Tradition
Tradition refers to the adherence to practices handed down from generations past.
Sourced
- You do not understand your own tradition if you do not see it in relation to others.
- John Searle, "The Storm Over the University", The New York Review of Books (December 6, 1990).
Unsourced
- All persons ought to endeavor to follow what is right, and not what is established.
- Aristotle
- Often, the less there is to justify a traditional custom, the harder it is to get rid of it.
- Mark Twain
- ...tradition and custom becomes intertwined and are a strong coercion which directs the society upon fixed lines, and strangles liberty.
- William Graham Sumner
- In that the wisdom of the few becomes available to the many, there is progress in human affairs; without it, the static routine of tradition continues.
- Joseph Jastrow
- Again men have been kept back as by a kind of enchantment from progress in science by reverence for antiquity, by the authority of men counted great in philosophy, and then by general consent.
- Francis Bacon
- Traditionalists are pessimists about the future and optimists about the past.
- Lewis Mumford
- Tradition is an important help to history, but its statements should be carefully scrutinized before we rely on them.
- Joseph Addison
- The bird that would soar above the plain of tradition and prejudice must have strong wings.
- Kate Chopin
- Tradition means giving votes to the most obscure of all classes -- our ancestors.

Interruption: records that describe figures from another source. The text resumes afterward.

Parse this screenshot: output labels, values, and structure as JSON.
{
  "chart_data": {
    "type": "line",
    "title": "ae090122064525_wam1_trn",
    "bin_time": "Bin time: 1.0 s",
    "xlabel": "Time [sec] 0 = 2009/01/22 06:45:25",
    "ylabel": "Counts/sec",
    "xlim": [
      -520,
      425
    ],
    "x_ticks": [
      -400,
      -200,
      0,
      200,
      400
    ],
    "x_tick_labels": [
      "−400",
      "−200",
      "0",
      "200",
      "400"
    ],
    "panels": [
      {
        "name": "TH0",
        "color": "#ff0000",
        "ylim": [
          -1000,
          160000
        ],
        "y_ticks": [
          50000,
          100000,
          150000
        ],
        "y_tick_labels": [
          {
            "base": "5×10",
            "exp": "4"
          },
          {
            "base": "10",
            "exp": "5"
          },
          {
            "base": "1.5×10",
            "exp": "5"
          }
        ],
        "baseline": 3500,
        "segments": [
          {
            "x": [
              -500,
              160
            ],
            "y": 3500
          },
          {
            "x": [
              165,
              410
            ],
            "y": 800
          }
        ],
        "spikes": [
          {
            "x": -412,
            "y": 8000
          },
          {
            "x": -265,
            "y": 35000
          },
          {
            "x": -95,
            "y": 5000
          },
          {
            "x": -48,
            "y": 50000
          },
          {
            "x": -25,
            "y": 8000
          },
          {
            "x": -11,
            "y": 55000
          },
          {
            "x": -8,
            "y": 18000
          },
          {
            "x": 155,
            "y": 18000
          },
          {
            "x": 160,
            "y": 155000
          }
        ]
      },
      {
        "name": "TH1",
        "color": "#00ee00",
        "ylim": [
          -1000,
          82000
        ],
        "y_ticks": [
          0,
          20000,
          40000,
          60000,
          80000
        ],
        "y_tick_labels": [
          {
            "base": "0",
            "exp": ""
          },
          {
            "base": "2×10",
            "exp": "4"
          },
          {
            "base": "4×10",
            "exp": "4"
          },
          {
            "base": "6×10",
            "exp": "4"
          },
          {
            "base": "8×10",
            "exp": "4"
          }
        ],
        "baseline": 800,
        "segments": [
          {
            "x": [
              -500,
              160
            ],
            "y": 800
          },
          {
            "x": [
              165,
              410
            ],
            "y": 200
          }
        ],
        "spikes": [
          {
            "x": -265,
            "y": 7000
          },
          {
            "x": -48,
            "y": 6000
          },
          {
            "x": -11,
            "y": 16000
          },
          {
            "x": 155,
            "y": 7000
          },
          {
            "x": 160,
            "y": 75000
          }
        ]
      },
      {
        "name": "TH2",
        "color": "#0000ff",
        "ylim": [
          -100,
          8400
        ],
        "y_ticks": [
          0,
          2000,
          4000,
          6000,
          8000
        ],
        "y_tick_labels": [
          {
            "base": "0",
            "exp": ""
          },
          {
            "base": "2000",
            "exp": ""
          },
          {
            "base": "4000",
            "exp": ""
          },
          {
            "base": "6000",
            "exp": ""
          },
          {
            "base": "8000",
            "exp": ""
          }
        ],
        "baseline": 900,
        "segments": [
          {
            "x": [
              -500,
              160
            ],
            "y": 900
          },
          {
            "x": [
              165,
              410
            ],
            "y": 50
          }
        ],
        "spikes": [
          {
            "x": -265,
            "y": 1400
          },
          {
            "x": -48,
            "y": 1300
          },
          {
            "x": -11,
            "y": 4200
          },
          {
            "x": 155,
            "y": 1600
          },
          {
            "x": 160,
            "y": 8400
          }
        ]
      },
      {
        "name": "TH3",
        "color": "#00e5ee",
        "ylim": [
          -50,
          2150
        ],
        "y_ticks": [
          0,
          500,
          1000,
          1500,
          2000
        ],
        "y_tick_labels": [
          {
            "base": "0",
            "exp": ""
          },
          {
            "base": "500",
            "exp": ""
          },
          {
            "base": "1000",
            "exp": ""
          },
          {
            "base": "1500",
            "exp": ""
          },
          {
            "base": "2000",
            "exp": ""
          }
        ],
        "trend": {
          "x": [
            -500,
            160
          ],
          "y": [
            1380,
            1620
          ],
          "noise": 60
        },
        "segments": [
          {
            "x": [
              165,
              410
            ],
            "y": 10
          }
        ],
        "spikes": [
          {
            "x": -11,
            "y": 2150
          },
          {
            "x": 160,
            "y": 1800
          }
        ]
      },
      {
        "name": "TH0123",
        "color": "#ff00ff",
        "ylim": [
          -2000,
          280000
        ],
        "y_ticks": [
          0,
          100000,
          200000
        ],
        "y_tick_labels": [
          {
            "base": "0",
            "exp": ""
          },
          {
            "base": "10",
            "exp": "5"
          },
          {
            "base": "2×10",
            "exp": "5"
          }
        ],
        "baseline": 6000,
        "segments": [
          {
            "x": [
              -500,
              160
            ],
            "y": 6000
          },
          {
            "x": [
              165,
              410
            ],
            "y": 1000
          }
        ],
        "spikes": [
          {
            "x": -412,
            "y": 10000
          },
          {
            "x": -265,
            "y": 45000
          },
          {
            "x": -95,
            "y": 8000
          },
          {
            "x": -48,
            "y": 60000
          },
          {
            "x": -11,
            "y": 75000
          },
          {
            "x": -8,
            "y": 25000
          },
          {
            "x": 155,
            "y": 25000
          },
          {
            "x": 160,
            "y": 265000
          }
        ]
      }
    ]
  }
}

It is the democracy of the dead. Tradition refuses to submit to the small and arrogant oligarchy of those who merely happen to be walking around.
- Gilbert K. Chesterton
- A precedent embalms a principle.
- Benjamin Disraeli
- A tradition without intelligence is not worth having.
- T.S. Elliot
- People should think things out fresh and not just accept conventional terms and the conventional way of doing things.